Just shaved my legs with toilet water in a walgreens bathroom. I am so classy.
It is 8 o'clock in the morning and there is already blood all over one of the stalls in the bathroom. What has your St. Patrick's day done for you?
All i remember before i blacked out is you pointing to a random chick and telling me to bang her for America.
She said I wasn't helping her abandonment issues by not responding to her texts at 4 am
I think we need to find a happy medium between fried food and dicks. This could end badly.
The highlight of your blackout was when you drunk showered with the garden hose and emailed your boss your vacation requests for the next year.
I was screaming out for people to gather the townsmen and the mayor so we could hang him
Weird come down, just saw a woman on the train go to grab something and realised she had terrifying hands. They literally filled me with dread. I don't think I'm ok.

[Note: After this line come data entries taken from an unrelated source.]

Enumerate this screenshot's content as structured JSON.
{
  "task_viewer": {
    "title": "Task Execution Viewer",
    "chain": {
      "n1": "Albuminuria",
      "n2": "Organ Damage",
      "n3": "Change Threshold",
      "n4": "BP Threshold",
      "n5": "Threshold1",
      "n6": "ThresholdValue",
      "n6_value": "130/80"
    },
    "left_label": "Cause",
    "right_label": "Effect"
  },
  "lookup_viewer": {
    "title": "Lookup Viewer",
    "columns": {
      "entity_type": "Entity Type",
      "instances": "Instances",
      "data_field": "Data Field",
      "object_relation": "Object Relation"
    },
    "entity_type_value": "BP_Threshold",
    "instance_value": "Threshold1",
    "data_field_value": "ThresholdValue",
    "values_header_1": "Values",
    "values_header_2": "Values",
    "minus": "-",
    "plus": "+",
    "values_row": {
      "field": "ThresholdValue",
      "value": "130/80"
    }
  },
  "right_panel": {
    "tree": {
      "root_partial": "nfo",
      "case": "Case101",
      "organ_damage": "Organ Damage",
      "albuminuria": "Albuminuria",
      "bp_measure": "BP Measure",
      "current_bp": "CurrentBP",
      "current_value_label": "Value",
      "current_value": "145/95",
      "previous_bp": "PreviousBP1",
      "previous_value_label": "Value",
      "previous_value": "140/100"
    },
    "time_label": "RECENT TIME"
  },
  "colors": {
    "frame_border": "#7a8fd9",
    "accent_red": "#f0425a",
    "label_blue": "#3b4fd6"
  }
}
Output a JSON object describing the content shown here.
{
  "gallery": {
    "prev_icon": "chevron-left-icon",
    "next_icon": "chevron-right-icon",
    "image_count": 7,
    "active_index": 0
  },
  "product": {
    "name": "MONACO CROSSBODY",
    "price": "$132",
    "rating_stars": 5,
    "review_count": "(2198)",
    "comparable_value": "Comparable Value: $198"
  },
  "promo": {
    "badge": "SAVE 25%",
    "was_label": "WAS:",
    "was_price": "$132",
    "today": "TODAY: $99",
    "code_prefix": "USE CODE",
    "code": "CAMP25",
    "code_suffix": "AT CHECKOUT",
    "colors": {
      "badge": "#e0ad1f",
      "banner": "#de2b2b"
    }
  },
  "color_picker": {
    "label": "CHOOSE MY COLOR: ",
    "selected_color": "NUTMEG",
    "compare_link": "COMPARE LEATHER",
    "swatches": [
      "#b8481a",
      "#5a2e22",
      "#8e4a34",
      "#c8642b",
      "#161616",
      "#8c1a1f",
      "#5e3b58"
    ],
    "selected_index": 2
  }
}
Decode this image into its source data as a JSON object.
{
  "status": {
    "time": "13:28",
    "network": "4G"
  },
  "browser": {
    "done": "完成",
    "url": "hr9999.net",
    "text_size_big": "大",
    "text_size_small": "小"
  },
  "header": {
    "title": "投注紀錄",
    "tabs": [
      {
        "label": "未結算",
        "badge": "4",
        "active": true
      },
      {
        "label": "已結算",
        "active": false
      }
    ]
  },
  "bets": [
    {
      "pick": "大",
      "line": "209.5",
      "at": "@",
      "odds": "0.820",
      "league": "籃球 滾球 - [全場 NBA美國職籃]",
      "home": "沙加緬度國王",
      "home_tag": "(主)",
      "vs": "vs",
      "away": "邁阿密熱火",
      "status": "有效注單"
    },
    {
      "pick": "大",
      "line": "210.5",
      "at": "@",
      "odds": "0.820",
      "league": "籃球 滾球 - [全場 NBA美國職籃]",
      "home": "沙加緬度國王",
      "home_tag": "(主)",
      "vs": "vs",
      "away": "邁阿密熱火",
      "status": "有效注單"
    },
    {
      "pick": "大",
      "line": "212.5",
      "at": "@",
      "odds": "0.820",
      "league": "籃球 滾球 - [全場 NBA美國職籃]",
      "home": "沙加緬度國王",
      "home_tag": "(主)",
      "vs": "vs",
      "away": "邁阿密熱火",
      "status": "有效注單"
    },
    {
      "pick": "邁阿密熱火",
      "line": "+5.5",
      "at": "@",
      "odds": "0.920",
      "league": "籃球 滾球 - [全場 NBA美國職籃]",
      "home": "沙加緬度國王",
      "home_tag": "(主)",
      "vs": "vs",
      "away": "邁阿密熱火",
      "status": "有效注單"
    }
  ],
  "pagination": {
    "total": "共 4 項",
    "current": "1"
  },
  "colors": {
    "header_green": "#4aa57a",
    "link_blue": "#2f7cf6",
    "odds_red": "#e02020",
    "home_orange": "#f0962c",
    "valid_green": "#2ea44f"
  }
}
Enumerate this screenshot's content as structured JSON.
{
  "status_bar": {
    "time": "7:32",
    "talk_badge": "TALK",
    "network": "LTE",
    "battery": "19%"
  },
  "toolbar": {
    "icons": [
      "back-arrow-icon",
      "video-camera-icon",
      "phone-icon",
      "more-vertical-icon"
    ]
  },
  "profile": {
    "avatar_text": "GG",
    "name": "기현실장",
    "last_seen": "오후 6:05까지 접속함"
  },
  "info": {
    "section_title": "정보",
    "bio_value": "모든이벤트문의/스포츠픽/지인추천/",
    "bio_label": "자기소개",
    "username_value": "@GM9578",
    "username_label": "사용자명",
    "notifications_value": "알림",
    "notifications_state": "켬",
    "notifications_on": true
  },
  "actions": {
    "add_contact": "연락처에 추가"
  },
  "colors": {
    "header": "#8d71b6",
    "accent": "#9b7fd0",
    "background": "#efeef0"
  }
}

I mean, that's eating your cake and fucking it too.
I wish I could have seen the drive thru woman's face after " May I please have 20 Mcflurrys.....and a large diet coke, I'm trying to watch my weight for bikini season."
I found our waiter on grindr, gave him my number, and got him to send a dick pic. Still not getting laid but close enough?
Well he has a golden retriever set as his background so there's no way he was filming us having sex
I cried while dry heaving in the back of the car to the New York song with jay z in it. I was singing it inbetween gags.
Just hooked up my fuck buddy with a job working for my dad...this can only end bad.
I'm pretty sure the guy on the dance floor with crutches just smacked me in the butt with one. Do you think he's flirting?